36.12156805555556 137.62361 1458.9
乗鞍ルートの場合、この3つの数字が縦に732行だけ、ずら~っと並びますので、これをEXCELシートに732行×3列で貼り付けたり、フリーソフトのSCILABやOctaveで読み込むなどして、数値計算・グラフ作成が可能な環境に持ち込みます。
■ 2 ■ 地球の定義(笑)
標高0mを与える基準としての地球半径を定義します。これには「ジオイド」「楕円体」「回転楕円体」「測地基準系」など、さまざまな定義があってクラクラしそうになりますが、回転楕円体である “GRS80 1980” の定義を使うことにします。
参考文献→
https://desktop.arcgis.com/ja/arcmap/latest/map/projections/about-the-geoid-ellipsoid-spheroid-and-datum-and-h.htm■ 3 ■ GPXデータの地球表面への貼り付け
以下の手順を踏みます
●GPXデータの隣り合う2つのトラックポイント間の差分値を以下のように定義します
緯度latの差分値をΔlat、
経度longの差分値をΔlong、
標高elevの差分値をΔelev
●回転楕円体 “GRS80 1980” の長半径Rpは6378137m、短半径Reは6356752.31425mです。

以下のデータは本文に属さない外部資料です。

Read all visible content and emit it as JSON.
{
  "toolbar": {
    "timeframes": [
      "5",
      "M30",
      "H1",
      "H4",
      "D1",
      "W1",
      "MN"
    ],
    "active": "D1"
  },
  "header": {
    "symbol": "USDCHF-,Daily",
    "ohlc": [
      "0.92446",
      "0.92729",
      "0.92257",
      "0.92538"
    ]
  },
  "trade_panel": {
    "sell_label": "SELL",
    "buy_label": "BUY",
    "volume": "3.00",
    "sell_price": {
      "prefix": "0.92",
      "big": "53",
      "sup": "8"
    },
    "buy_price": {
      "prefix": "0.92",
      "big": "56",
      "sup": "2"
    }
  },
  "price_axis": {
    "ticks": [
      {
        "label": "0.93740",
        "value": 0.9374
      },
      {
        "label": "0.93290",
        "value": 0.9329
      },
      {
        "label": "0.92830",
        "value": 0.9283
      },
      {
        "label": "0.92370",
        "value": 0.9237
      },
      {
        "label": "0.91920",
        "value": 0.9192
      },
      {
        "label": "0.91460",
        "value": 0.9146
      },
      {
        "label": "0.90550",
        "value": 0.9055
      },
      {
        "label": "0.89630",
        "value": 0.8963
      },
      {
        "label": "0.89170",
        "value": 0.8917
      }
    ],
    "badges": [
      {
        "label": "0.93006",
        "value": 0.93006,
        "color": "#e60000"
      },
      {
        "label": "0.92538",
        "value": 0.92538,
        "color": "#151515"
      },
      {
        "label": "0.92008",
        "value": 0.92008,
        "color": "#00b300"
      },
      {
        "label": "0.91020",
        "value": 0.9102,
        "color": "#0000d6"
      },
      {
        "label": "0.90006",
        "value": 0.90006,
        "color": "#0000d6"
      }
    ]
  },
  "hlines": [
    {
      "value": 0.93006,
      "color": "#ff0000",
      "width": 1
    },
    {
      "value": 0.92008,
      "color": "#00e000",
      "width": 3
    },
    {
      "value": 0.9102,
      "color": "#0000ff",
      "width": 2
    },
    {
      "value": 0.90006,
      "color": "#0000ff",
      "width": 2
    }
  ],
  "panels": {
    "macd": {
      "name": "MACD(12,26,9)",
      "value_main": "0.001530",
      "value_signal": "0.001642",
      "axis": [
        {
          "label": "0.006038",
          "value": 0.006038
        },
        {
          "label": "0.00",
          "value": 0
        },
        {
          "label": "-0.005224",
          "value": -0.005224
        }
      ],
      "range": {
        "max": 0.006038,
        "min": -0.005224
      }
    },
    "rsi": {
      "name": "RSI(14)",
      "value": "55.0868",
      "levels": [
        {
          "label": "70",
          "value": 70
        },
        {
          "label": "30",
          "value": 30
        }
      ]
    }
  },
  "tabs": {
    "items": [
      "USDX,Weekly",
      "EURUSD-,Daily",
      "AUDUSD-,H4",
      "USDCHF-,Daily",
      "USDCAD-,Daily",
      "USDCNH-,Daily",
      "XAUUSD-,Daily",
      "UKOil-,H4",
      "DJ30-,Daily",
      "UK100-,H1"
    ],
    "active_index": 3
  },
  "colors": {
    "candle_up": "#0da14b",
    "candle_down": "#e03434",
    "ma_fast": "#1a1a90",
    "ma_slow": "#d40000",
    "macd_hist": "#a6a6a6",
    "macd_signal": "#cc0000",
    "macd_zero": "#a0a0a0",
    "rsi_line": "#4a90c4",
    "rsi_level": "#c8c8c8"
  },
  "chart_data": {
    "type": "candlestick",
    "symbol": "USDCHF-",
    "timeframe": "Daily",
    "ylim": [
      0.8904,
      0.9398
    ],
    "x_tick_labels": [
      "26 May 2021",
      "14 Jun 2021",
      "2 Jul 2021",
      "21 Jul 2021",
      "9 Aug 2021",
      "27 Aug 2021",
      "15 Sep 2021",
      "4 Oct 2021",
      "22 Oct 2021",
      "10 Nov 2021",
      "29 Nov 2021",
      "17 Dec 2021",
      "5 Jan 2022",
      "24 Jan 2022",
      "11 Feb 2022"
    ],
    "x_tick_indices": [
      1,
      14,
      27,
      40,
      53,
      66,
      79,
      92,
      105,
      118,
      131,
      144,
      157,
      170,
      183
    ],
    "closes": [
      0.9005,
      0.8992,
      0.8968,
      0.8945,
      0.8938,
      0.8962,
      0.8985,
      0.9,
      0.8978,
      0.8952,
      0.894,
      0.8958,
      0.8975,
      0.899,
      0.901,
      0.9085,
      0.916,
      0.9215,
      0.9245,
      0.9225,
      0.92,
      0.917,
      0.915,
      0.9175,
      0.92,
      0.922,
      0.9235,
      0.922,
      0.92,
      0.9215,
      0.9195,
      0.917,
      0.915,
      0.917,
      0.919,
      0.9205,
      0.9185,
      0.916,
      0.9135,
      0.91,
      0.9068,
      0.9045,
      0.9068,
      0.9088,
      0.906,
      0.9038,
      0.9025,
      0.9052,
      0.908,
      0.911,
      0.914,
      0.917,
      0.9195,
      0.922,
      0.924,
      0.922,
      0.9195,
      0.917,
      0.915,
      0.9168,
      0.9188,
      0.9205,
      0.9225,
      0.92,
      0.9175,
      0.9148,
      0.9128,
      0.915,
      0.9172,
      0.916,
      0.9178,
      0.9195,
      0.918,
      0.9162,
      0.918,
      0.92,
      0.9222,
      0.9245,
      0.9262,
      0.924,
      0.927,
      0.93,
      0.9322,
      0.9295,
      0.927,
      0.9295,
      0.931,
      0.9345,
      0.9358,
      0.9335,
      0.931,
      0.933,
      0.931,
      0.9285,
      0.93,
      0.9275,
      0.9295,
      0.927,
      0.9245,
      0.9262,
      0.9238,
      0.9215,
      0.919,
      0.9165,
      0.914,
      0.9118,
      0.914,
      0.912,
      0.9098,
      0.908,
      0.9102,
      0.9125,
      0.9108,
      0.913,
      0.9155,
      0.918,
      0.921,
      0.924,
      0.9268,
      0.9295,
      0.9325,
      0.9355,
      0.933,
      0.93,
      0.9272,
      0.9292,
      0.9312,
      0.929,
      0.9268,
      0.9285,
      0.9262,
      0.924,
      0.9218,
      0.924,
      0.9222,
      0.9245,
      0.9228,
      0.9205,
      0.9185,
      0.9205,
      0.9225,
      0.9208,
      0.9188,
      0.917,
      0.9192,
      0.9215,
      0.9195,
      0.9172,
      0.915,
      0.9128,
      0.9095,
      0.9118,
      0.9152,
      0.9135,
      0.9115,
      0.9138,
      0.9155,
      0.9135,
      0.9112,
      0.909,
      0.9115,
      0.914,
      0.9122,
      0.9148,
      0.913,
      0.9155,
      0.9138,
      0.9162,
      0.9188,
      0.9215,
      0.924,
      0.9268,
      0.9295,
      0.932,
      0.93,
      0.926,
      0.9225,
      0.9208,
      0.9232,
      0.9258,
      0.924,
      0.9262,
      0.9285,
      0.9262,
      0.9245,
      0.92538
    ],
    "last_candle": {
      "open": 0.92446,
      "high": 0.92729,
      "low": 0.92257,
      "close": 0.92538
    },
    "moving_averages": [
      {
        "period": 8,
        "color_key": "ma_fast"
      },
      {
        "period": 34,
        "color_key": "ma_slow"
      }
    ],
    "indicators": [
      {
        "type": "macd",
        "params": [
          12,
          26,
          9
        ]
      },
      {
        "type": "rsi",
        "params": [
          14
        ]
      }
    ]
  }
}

●当該トラックポイントでの地球半径を上記のRpとReと緯度から算出しこれをRとします
●≪地球半径R+標高elev≫と≪緯度差分Δlat, 経度差分Δlong, 標高差分Δelev≫を使って、走行距離差分Δxを算出します
●同じく、半径Rの地球の表面に投影した ≪緯度方向投影距離差分Δxlat≫ と ≪経度方向走行距離差分Δxlong≫ を算出します
●走行距離差分Δxは標高も含めた3次元の距離であり、次の関係があります
Δx^2 ≒ Δxlat^2 + Δxlong^2 + Δelev^2
ただし、上記の近似等号(≒)は等号(=)として全く差支えありません。
●上式で求めたΔxを逐次加算すると、最終的な走行距離が判明します
●Δelevが正数の場合に関してΔelevをすべて加算すれば、最終的な獲得登坂標高が得られ、Δelevが負数の場合に関してΔelevをすべて加算すれば、最終的な獲得降坂標高が得られます
*─・‥…─*─・‥…─*─・‥…─*─・‥…─*─・‥…─*─・‥…─*
なお、EXCELによる3次元プロットは
http://www.doka.ch/Excel3Dscatterplot.htmの
http://www.doka.ch/Excel3Dscatterplotv2_1.zipが便利そう。
汎用的な3次元プロットは、フリーの技術計算ソフト「Scilab」や「Octave」が便利です。こういう強力な計算ツールがフリーソフトだなんて、不思議な時代になったものですねぇ。